A Pinch of... Rubber Bands

A Pinch Of… is a new feature that explores the uses and perceptions of an everyday object. Think of it as an weeklong Advent Calendar filled with nuggets of Plug perspective instead of waxy chocolate. The inaugural topic is rubber bands.



PLUG:  I wanted to ask you about the rubber band around your wrist. Is there a meaning to it? Is there a story behind it?

JOHN:  There's a basketball player, I think it's Alan Iverson, who wears one. And whenever he fucked up when he's playing he snaps himself. You know, because he's a masochist. That's his punishment for when he misses a shot or not defending or whatever. So people will come up to me and snap my rubber band. They'll look me in the eyes and go, "You punish yourself for fucking shit up, right?" And I'm always like, "No. I use those rubber bands in my daily life. Why are you hurting me?" That's happened more than once.

PLUG:  I'm sure. [snaps rubber band around John's wrist]

JOHN:  You son of a bitch.


"I used hair scrunchies religiously through high school and college and wore them on my wrist like everyone else. Then I wised up and graduated to a clear plastic band until I cut my hair off and became much too chic to tie it back at all."
- Alexis Siemon



- by Cat McCord



PLUG:  What do you think about rubber bands?

SCOTT:  They're pretty cool. They stretch. They stay fresher if you put them in the refrigerator.

PLUG:  What do you use them for?

SCOTT:  Um. Wrapping things. Cock rings.



"Rubber bands are quite useful, although I have yet to master shooting a rubber band with one hand. Shooting with two hands is almost as good, but you're at a higher risk of snapping the sensitive skin on your hands."
- Alicia Marchand




"I was supposed to be in a wedding while in 8th grade.

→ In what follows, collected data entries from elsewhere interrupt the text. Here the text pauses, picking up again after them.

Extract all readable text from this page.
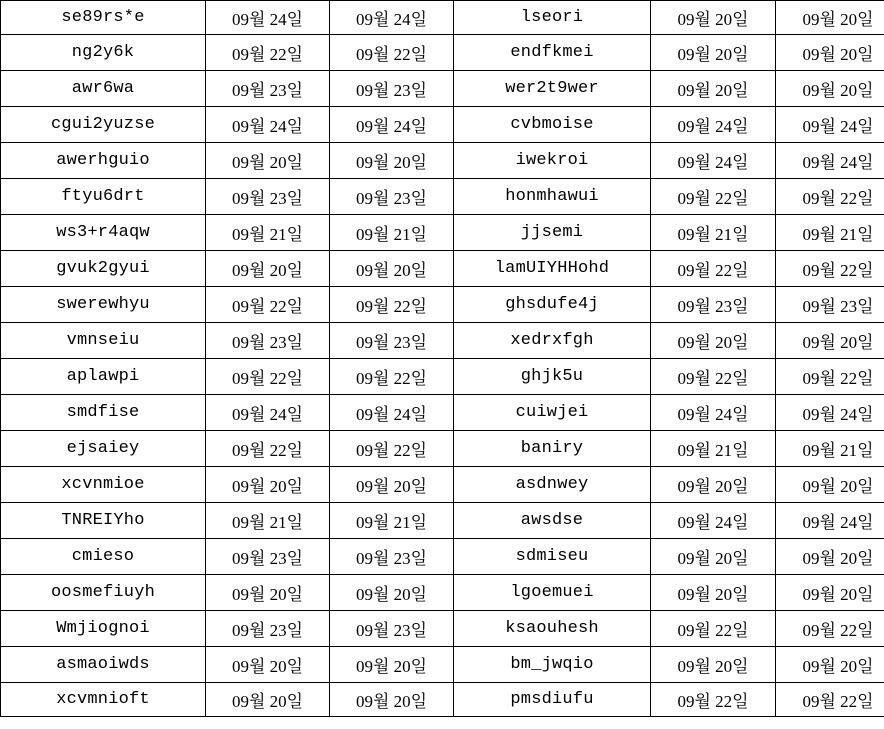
se89rs*e	09월 24일	09월 24일	lseori	09월 20일	09월 20일
ng2y6k	09월 22일	09월 22일	endfkmei	09월 20일	09월 20일
awr6wa	09월 23일	09월 23일	wer2t9wer	09월 20일	09월 20일
cgui2yuzse	09월 24일	09월 24일	cvbmoise	09월 24일	09월 24일
awerhguio	09월 20일	09월 20일	iwekroi	09월 24일	09월 24일
ftyu6drt	09월 23일	09월 23일	honmhawui	09월 22일	09월 22일
ws3+r4aqw	09월 21일	09월 21일	jjsemi	09월 21일	09월 21일
gvuk2gyui	09월 20일	09월 20일	lamUIYHHohd	09월 22일	09월 22일
swerewhyu	09월 22일	09월 22일	ghsdufe4j	09월 23일	09월 23일
vmnseiu	09월 23일	09월 23일	xedrxfgh	09월 20일	09월 20일
aplawpi	09월 22일	09월 22일	ghjk5u	09월 22일	09월 22일
smdfise	09월 24일	09월 24일	cuiwjei	09월 24일	09월 24일
ejsaiey	09월 22일	09월 22일	baniry	09월 21일	09월 21일
xcvnmioe	09월 20일	09월 20일	asdnwey	09월 20일	09월 20일
TNREIYho	09월 21일	09월 21일	awsdse	09월 24일	09월 24일
cmieso	09월 23일	09월 23일	sdmiseu	09월 20일	09월 20일
oosmefiuyh	09월 20일	09월 20일	lgoemuei	09월 20일	09월 20일
Wmjiognoi	09월 23일	09월 23일	ksaouhesh	09월 22일	09월 22일
asmaoiwds	09월 20일	09월 20일	bm_jwqio	09월 20일	09월 20일
xcvmnioft	09월 20일	09월 20일	pmsdiufu	09월 22일	09월 22일
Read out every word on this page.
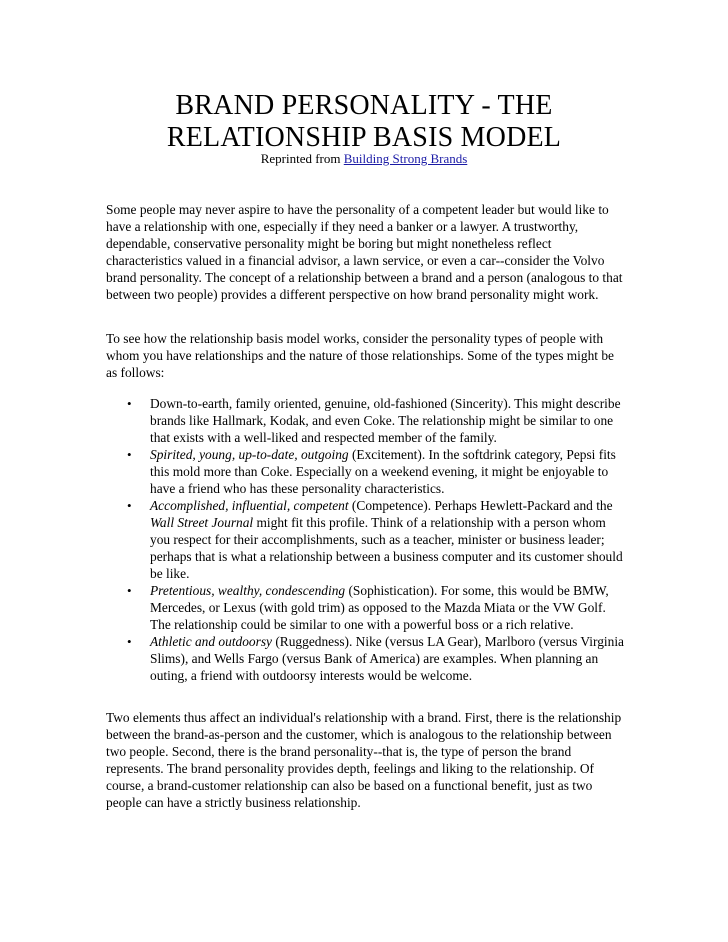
BRAND PERSONALITY - THE
RELATIONSHIP BASIS MODEL
Reprinted from Building Strong Brands

Some people may never aspire to have the personality of a competent leader but would like to have a relationship with one, especially if they need a banker or a lawyer. A trustworthy, dependable, conservative personality might be boring but might nonetheless reflect characteristics valued in a financial advisor, a lawn service, or even a car--consider the Volvo brand personality. The concept of a relationship between a brand and a person (analogous to that between two people) provides a different perspective on how brand personality might work.

To see how the relationship basis model works, consider the personality types of people with whom you have relationships and the nature of those relationships. Some of the types might be as follows:

• Down-to-earth, family oriented, genuine, old-fashioned (Sincerity). This might describe brands like Hallmark, Kodak, and even Coke. The relationship might be similar to one that exists with a well-liked and respected member of the family.
• Spirited, young, up-to-date, outgoing (Excitement). In the softdrink category, Pepsi fits this mold more than Coke. Especially on a weekend evening, it might be enjoyable to have a friend who has these personality characteristics.
• Accomplished, influential, competent (Competence). Perhaps Hewlett-Packard and the Wall Street Journal might fit this profile. Think of a relationship with a person whom you respect for their accomplishments, such as a teacher, minister or business leader; perhaps that is what a relationship between a business computer and its customer should be like.
• Pretentious, wealthy, condescending (Sophistication). For some, this would be BMW, Mercedes, or Lexus (with gold trim) as opposed to the Mazda Miata or the VW Golf. The relationship could be similar to one with a powerful boss or a rich relative.
• Athletic and outdoorsy (Ruggedness). Nike (versus LA Gear), Marlboro (versus Virginia Slims), and Wells Fargo (versus Bank of America) are examples. When planning an outing, a friend with outdoorsy interests would be welcome.

Two elements thus affect an individual's relationship with a brand. First, there is the relationship between the brand-as-person and the customer, which is analogous to the relationship between two people. Second, there is the brand personality--that is, the type of person the brand represents. The brand personality provides depth, feelings and liking to the relationship. Of course, a brand-customer relationship can also be based on a functional benefit, just as two people can have a strictly business relationship.
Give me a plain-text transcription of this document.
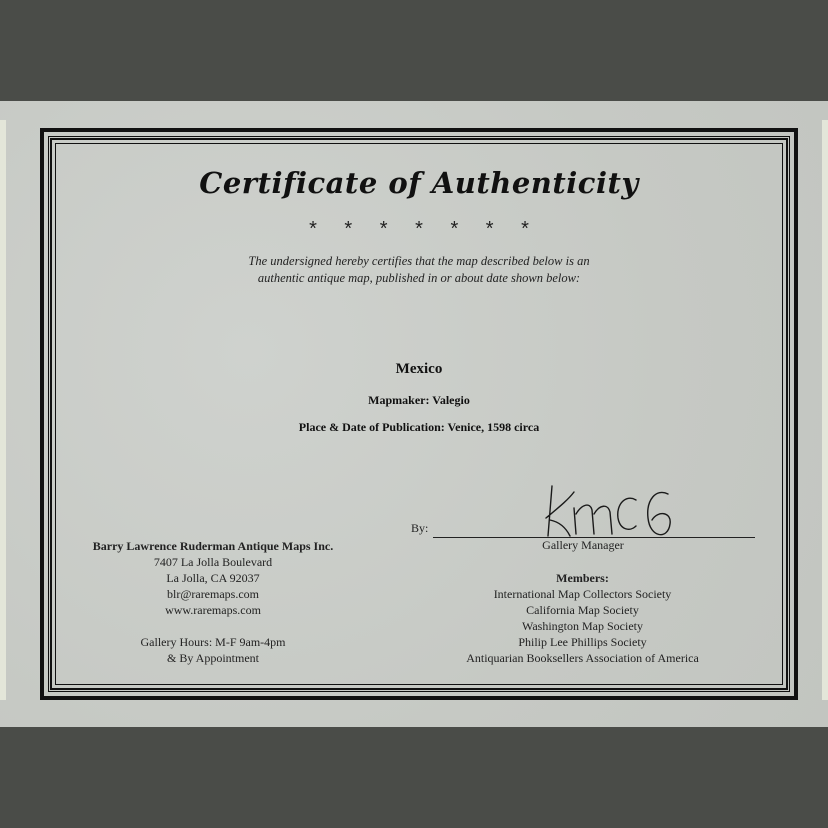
Certificate of Authenticity
* * * * * * *
The undersigned hereby certifies that the map described below is an
authentic antique map, published in or about date shown below:
Mexico
Mapmaker: Valegio
Place & Date of Publication: Venice, 1598 circa
Barry Lawrence Ruderman Antique Maps Inc.
7407 La Jolla Boulevard
La Jolla, CA 92037
blr@raremaps.com
www.raremaps.com
Gallery Hours: M-F 9am-4pm
& By Appointment
By:
Gallery Manager
Members:
International Map Collectors Society
California Map Society
Washington Map Society
Philip Lee Phillips Society
Antiquarian Booksellers Association of America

The week before, my mom took me to the dentist to get plain clear rubber bands put on instead of the neon ones that were so cool at the time. Then the day before the wedding, I ate a hot dog with mustard and it stained the clear bands a gross yellowy snot color. My mom was all upset, like this was the one thing keeping me from being beautiful. I was a shiny thirteen year-old in a purple tea-length dress with bangs three inches off my forehead. Mustardy braces were the least of my problems."